In the current ESC guidelines, the common recommendation for the general adult population is at least 150–300 min per week of moderate or at least 75–150 min per week of vigorous physical activity to reduce all-cause mortality, CV mortality, and morbidity [10], with further recommendations for additional strength exercises two to three times a week [22]. Importantly, individuals who cannot achieve the aforementioned exercise goals should be advised to stay as active as their abilities allow and encouraged to switch to non-sedentary behaviours throughout the day, such as walking for 2 min each hour or the use of stairs [23].
(*) linked to video/podcast with Prof H.Hanssen from this issue.

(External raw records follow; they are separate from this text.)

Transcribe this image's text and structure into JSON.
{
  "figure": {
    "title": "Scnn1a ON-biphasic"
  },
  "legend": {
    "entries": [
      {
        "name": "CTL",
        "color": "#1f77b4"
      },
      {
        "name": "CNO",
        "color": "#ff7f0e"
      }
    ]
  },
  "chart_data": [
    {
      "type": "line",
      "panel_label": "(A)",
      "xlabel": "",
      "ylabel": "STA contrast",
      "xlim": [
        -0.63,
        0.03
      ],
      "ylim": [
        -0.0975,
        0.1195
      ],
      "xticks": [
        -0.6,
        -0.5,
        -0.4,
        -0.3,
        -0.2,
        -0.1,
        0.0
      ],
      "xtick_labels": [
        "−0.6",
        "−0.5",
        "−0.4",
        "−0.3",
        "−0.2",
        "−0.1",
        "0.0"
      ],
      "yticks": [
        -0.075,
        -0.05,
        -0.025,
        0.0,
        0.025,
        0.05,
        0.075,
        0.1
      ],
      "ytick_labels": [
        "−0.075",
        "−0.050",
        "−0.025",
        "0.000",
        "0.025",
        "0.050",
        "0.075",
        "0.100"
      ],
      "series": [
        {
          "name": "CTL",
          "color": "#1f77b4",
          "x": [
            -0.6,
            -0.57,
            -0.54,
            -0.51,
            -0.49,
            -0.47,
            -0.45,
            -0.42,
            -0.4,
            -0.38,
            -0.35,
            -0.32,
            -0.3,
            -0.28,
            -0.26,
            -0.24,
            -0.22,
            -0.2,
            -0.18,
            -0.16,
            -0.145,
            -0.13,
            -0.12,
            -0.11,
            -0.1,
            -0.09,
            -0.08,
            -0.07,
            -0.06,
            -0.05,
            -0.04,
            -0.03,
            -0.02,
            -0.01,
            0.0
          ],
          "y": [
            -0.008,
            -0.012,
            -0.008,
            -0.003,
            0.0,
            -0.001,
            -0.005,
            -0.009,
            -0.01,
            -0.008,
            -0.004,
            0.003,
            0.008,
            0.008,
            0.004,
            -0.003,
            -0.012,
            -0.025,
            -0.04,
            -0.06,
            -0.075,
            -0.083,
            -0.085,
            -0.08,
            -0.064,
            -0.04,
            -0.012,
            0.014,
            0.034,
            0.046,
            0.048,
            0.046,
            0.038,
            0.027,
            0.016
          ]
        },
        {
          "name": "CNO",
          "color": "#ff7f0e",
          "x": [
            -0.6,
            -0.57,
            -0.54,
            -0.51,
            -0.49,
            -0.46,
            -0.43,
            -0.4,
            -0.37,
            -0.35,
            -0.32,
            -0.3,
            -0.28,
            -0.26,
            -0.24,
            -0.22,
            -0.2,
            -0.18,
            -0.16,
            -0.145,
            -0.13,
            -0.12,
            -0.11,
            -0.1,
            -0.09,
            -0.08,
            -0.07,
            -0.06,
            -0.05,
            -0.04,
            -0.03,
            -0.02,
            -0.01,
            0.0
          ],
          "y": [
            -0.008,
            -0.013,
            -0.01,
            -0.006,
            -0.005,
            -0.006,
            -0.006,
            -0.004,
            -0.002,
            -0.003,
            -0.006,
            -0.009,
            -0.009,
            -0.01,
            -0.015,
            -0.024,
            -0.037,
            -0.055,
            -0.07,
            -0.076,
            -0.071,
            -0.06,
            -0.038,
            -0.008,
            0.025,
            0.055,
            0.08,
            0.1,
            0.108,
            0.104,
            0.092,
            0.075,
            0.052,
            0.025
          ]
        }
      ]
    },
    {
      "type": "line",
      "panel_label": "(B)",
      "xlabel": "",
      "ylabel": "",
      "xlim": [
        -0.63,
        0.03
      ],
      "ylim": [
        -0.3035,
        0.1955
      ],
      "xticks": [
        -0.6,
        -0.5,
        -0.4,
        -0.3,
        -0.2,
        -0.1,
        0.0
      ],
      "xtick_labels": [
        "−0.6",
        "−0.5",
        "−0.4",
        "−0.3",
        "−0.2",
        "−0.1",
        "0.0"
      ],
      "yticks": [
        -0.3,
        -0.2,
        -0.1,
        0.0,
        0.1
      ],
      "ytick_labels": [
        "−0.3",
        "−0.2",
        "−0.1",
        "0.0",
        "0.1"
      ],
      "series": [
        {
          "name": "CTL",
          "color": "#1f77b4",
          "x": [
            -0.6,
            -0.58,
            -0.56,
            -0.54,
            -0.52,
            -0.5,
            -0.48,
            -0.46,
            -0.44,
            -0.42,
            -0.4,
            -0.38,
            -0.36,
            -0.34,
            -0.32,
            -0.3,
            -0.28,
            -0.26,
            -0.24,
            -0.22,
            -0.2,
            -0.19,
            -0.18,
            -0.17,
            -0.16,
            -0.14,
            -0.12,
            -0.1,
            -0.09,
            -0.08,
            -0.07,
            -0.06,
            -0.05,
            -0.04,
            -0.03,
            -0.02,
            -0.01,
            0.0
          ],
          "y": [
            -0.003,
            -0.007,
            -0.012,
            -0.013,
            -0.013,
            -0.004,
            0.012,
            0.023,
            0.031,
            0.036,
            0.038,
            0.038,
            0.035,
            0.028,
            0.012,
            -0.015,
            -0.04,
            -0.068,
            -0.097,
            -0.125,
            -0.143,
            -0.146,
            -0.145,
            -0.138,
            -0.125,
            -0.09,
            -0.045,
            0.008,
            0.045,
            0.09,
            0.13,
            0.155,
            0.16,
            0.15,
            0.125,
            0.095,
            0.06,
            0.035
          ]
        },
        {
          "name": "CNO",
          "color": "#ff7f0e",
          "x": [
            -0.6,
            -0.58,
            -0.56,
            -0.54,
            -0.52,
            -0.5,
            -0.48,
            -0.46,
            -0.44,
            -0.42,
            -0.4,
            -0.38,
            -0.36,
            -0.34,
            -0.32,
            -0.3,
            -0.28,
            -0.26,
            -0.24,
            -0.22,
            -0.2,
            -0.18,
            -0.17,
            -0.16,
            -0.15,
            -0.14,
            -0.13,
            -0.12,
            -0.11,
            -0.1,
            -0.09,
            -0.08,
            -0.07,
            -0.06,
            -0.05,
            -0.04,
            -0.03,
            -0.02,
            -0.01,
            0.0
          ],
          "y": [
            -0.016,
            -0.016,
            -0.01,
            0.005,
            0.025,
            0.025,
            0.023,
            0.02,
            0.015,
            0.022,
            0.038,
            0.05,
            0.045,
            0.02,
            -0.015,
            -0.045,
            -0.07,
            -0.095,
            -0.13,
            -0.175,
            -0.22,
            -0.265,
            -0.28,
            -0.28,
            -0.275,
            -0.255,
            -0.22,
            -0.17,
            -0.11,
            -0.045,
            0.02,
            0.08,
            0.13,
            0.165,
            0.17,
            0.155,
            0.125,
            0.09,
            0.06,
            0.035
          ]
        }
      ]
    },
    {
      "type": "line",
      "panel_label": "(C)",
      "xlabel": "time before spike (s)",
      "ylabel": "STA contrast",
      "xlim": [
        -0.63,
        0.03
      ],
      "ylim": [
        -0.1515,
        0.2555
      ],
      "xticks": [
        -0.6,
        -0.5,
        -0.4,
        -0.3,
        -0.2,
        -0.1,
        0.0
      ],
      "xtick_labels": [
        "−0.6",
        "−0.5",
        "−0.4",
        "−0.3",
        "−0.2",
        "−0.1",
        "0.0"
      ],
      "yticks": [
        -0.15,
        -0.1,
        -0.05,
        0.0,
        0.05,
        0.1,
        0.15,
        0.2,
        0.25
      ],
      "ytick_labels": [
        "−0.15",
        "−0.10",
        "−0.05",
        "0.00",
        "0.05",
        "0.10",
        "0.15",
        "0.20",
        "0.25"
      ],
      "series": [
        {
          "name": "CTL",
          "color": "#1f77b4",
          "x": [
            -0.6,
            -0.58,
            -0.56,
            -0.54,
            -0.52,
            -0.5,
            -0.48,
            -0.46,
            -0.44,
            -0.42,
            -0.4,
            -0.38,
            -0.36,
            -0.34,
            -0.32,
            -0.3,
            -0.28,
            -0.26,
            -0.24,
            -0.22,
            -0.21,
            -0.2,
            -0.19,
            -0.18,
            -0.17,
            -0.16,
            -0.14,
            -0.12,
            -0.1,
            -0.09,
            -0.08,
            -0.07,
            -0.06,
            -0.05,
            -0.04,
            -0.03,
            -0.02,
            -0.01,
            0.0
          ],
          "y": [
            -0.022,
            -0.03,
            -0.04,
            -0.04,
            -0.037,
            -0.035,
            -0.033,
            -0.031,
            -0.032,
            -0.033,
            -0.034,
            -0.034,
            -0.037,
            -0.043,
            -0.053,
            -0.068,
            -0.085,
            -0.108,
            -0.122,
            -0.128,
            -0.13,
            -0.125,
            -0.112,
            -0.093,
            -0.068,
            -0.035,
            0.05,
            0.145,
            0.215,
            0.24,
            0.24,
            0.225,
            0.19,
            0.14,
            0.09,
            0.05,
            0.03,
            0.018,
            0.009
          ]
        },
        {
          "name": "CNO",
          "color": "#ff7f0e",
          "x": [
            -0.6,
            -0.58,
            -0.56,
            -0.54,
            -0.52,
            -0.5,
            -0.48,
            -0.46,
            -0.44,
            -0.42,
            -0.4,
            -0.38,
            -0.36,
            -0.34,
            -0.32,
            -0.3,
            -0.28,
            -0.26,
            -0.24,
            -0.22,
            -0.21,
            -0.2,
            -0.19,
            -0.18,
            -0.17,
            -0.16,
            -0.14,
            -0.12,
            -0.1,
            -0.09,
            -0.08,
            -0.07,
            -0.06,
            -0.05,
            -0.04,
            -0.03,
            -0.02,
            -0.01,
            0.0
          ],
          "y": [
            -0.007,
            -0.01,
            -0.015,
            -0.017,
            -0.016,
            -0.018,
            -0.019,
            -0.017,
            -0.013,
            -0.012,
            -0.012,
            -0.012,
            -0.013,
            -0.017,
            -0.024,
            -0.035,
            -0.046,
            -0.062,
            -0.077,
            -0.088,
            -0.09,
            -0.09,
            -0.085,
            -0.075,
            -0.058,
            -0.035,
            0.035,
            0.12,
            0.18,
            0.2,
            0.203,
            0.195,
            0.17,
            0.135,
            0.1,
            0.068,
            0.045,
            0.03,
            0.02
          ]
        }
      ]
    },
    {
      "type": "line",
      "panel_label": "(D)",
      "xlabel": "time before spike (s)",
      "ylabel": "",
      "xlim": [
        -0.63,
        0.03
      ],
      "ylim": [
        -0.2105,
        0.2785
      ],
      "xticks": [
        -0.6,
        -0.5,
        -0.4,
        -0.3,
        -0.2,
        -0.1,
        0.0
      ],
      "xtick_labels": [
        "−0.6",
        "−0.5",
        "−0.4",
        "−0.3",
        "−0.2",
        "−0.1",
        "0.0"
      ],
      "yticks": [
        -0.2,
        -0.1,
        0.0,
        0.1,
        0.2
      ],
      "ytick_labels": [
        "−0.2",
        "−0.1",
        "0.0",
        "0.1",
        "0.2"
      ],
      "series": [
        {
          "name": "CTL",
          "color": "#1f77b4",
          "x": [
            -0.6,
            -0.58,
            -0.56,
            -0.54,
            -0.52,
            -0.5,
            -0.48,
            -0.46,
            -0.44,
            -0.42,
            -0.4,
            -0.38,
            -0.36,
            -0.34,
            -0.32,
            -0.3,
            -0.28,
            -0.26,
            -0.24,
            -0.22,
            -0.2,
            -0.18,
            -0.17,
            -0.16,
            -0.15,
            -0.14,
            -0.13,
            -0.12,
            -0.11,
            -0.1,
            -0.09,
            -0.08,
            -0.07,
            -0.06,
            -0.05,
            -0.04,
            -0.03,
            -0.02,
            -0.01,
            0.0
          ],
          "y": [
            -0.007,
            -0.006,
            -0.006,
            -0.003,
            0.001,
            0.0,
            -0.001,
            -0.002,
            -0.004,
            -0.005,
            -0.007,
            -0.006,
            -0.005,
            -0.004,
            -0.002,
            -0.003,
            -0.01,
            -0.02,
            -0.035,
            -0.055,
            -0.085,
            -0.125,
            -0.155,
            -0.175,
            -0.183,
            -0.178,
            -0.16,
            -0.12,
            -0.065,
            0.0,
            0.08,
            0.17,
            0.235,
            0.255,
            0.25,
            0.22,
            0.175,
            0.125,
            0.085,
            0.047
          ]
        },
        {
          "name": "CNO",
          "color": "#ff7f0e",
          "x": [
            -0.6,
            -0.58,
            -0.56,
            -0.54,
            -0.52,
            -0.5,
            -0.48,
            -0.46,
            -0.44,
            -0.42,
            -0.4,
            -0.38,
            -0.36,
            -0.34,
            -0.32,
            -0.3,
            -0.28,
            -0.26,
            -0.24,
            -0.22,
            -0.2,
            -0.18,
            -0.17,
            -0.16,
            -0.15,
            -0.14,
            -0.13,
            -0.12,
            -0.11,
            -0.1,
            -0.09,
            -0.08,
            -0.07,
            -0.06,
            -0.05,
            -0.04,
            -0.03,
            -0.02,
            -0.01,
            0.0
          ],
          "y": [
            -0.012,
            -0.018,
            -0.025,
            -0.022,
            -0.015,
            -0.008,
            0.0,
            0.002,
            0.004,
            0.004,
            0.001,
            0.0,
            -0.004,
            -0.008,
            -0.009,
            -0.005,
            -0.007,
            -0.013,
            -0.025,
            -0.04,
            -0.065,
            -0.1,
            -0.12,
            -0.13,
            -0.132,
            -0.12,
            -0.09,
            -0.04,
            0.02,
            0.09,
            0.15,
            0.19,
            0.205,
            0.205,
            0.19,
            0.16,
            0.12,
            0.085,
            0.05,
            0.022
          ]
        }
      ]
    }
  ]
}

Psychological interventions
Obesity is stigmatised in the public, and often associated with negative attitudes and discrimination [24]. A supportive environment can be facilitated firstly using examination tables and chairs that accommodate all body sizes. A supportive, non-judgmental approach is essential. Evidence-based counselling strategies, as the 5As (Assess, Advise, Agree, Assist, Arrange) can help establish a positive relation and guide shared decision-making [1,25,26].
Multicomponent behavioural interventions represent an important tool in obesity management and several evidence-based commercial multimodal programmes are available [19,22,26,27]. They typically include 12 or more sessions in the first year, followed by a maintenance phase for ∼24 months [22]. They may consist in group, individual, or technology-based delivery for lifestyle changes, education, peer support, self-weighing, coaching, self-monitoring, cognitive restructuring, and goal setting [27].